He’ll be happier when spring comes and the comforter gets put away and the soft, not-bouncy spread comes back out of the closet. He loves sitting on the window seat. That window seat is one of the reasons I bought this house. I had wanted one ever since the girls in the novels I read as a youngster always seemed to have a window seat where they could sit knitting or reading or crying over some hurt. Finally, I had one.
No, I don’t knit there and it’s too cramped to read on for very long and it’s been quite a while since I’ve cried over a hurt. But PeeDee really enjoys it, and the size is just right for him.
He is big. He was such an adorable little kitten when he came here to live.

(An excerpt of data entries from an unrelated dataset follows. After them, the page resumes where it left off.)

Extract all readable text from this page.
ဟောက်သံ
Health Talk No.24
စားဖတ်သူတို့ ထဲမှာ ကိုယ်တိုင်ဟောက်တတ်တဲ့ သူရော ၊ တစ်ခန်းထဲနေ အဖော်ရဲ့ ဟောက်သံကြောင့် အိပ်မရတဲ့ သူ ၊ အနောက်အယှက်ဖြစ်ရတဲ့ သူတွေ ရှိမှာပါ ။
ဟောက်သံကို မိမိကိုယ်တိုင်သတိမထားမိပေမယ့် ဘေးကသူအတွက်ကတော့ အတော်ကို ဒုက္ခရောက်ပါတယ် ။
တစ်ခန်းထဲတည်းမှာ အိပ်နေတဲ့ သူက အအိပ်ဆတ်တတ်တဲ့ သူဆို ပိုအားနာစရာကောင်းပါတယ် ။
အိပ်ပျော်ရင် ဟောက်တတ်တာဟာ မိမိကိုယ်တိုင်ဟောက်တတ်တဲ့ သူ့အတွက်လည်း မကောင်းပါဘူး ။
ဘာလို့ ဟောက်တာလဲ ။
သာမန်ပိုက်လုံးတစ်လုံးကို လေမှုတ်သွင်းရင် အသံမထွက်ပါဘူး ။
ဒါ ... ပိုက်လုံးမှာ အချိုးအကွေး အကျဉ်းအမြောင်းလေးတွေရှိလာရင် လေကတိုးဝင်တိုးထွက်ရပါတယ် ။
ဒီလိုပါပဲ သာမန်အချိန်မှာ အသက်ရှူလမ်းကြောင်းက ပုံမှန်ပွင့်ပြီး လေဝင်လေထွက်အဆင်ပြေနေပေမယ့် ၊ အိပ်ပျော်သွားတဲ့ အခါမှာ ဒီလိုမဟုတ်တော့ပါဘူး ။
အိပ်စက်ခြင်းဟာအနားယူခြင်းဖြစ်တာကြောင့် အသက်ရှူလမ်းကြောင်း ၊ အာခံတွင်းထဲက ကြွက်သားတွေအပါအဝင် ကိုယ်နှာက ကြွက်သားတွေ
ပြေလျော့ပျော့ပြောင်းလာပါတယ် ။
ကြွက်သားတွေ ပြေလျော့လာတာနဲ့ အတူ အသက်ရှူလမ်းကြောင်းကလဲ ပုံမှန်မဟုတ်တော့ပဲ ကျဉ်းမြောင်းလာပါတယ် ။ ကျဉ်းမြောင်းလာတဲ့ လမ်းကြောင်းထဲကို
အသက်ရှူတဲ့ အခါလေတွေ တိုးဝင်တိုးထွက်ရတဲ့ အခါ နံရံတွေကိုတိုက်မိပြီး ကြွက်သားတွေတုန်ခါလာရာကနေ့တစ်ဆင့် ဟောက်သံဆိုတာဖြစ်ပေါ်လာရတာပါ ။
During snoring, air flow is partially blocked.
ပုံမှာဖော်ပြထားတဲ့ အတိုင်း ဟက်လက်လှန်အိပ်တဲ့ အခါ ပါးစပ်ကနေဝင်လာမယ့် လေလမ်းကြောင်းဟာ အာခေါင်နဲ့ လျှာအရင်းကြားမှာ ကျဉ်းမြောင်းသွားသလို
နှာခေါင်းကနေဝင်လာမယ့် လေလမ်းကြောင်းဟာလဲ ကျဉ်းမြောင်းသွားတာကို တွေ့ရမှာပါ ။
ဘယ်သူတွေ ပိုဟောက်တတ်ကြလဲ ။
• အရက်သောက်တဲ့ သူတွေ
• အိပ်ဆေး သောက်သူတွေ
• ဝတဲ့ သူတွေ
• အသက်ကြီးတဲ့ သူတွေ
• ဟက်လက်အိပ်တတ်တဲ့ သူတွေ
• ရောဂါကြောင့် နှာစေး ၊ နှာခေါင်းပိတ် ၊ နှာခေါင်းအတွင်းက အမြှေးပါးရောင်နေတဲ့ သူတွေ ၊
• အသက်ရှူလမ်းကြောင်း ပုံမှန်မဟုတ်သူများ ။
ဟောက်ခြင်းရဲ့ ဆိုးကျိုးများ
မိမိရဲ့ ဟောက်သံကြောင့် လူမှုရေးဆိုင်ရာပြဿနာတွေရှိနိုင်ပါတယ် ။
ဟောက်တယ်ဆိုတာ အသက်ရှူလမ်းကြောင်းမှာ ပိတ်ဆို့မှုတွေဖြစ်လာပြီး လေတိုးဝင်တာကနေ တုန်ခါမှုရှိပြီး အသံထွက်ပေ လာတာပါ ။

He has grown into a large, wonderful, longhaired cat. He is truly handsome. His coloring — shades of gray with a bit of white thrown in — is beautiful.
I think I told you about the photographer who was here to shoot something else but fell in love with PeeDee and concentrated on pictures of him. He is very laid back. No trip to London to look at the Queen for him, and he might frighten the little mouse under the chair, but he wouldn’t hurt him. (You do know the poem, “Little mouse, little mouse, where have you been? I’ve been to London to look at the Queen,” don’t you?)
There have been some fun poems and songs about cats long before T.S. Eliot and the very popular musical, “Cats.” One of my favorites was in “Lady and the Tramp.” It’s “I am Siamese, if you please; I am Siamese if you don’t please” et al.
And that’s the way it is with our feline friends. They are what they are, loving, purring, warm and faithful companions. And they can learn, too. PeeDee knows when he is asked “Water?” to walk to the bathroom and jump up to the sink to drink. When the treats don’t come often enough, he’ll walk to the drawer where they are kept and sit there staring at the drawer until I notice. When he is tired of being brushed, he’ll put his head on my hand as though to say, “OK, time to stop, please.”
A catwalk is something you’ll never find me on. Heights and I don’t get along. Catcalls are cruel, I think. A catty woman is to be avoided. Why does the word “cat” get attached to such un-nice things? There’s even a cat burglar.
Well, I won’t let PeeDee know about those distasteful things; they are not related to him. I might tell him about the word clowder, though. Google says that’s the word for a group of cats. CLAWder would be better, wouldn’t it?
Anyway, thanks for asking. PeeDee is just fine.